Glutathione – Vital Protection for Your Body
The first line of antioxidant protection for your body’s cells is glutathione (pronounced ‘gloota-thigh-own’). Glutathione, also known as GSH, has many important properties and functions that contribute to your health, the main function being to protect your cells from oxidative damage.
Let’s face it; we live in a toxic world. There are approximately 80,000 toxic industrial chemicals in our environment today! Electromagnetic fields (EMFs) are prevalent in our society. Common contributors to EMFs are electronics and the thousands of cell towers that have been introduced in just the last few decades.
Other toxins include heavy metals, herbicides, pesticides, fuel exhaust, household chemicals, pharmaceuticals, BPA, GMOs, and literally hundreds of additives in our foods. These all add oxidative stress to your body. Another word for oxidative stress is inflammation!
Tame inflammation with glutathione
Composed of three precursor amino acids, cysteine, glutamic acid and glycine, glutathione is manufactured by your body at the cellular level. It maintains the functions of the immune system and reduces inflammation. GSH is considered the body’s master antioxidant and exists in almost every cell in your body. It is responsible for detoxification and free radical reduction.
One of its many functions is to protect the cells from environmental and chemical toxins. GSH repairs our DNA and protects our cells from oxidative stress. It has the ability to recycle other antioxidants such as vitamins C and E, thus extending their antioxidant life.
Unfortunately the production of glutathione diminishes as we age. Other factors that reduce GSH production include medications, poor diet, infections, and physical and mental stress. When glutathione levels are low, your liver’s ability to detoxify is impaired creating a vicious cycle of inflammation.
Functions of glutathione
Not only is GSH a potent antioxidant against toxins, it is also critical to your immune system to fight infections and help prevent cancer. Glutathione helps protect your brain from free radicals. It is an essential nutrient for optimal vision. And since the mitochondria of our cells require glutathione, every part of the body benefits! To keep up with your body’s needs, you’ll want a constant supply. Food is our natural source to boost production of glutathione.
Food sources of glutathione
Certain fruits and vegetables contain naturally occurring glutathione. These foods should be consumed raw since heat degrades GSH. Some studies show that avocados contain more glutathione than other foods, although asparagus, squash, spinach and melons also have appreciable amounts. GSH is present in raw dairy, but is negligible in pasteurized dairy products.

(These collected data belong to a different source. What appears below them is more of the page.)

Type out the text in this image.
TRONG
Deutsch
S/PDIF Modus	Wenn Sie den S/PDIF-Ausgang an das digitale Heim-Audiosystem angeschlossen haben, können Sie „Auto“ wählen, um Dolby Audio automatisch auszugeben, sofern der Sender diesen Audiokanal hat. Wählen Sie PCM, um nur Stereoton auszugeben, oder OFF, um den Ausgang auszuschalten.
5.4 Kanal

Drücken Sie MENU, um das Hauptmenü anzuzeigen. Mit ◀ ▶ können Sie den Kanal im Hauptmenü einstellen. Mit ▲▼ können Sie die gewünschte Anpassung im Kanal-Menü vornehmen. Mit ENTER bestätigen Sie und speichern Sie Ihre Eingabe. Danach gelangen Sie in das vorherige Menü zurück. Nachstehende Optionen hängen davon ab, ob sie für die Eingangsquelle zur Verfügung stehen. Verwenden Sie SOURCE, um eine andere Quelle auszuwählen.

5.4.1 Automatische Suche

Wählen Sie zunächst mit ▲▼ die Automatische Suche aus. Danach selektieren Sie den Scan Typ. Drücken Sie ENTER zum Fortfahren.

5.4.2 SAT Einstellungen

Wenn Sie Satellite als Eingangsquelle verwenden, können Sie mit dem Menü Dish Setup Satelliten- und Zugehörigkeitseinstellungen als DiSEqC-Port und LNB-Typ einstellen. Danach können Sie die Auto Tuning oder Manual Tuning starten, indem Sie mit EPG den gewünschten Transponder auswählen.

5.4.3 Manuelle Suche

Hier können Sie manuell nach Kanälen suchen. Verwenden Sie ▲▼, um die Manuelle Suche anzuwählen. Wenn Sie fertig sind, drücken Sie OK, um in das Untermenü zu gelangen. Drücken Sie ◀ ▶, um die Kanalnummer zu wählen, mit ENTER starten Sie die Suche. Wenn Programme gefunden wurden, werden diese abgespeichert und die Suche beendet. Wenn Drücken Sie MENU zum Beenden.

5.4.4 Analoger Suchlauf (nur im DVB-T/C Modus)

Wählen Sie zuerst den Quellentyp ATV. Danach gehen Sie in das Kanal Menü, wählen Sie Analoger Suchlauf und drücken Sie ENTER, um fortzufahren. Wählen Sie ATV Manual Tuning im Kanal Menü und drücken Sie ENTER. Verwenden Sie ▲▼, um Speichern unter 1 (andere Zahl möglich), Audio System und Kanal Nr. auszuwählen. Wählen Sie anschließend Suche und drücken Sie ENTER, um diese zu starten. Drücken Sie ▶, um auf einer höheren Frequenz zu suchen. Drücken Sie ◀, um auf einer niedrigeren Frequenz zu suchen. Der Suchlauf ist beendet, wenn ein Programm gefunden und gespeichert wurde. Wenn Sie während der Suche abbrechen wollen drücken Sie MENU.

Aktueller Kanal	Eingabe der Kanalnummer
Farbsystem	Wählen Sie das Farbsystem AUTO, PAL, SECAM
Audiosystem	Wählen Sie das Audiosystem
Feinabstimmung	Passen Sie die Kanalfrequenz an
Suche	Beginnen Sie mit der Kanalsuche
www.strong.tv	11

Boost production of glutathione with foods
Consuming foods high in glutathione is a good start. However digestion breaks down most dietary glutathione and may not even enter your body’s cells. Better to consume foods that enable the body to make endogenous glutathione. Production of GSH requires selenium, vitamin D and magnesium. These nutrients are often deficient in many diets:
- Selenium: The trace mineral selenium is necessary to help form glutathione. Be sure to include selenium rich foods such as fish, grass fed meat, liver and dairy, as well as pasture raised poultry and eggs. Garlic is selenium rich. Brazil nuts are very high in selenium and should only be eaten occasionally, and in small amounts to avoid selenium toxicity.
- Glutamic acid: Not to be confused with monosodium glutamate (MSG), glutamic acid is widely available in meat, poultry, fish, eggs and dairy products.
- Cysteine: Cysteine is the sulfur-rich amino acid that is the key for building glutathione. To help boost your glutathione levels, be sure to eat foods that are rich in sulfur containing amino acids, such as raw eggs (farm-fresh from pasture-raised chickens), onions and garlic. Cruciferous vegetables such as broccoli, cauliflower, kale and cabbage are rich in cysteine and should be consumed.
- Glycine: Sources of glycine are: fish, meat, beans and dairy. A high concentration of glycine is found in collagen from cartilage-rich bones.
Organic bone broth made from these bones provides the glycine necessary for glutathione production. In addition to glycine, bone broth contributes an abundance of minerals, including magnesium.
Eat your veggies – fermented of course!
You know that cultured vegetables are good for a healthy gut. But did you know that fermented vegetables are a wonderful booster for your body to make glutathione?
Cabbage used to make sauerkraut is a sulfur rich vegetable. GSH precursors in beets provide liver and gallbladder support and help with detoxification. Cultured vegetables assimilate and enhance antioxidant vitamins C, D and E.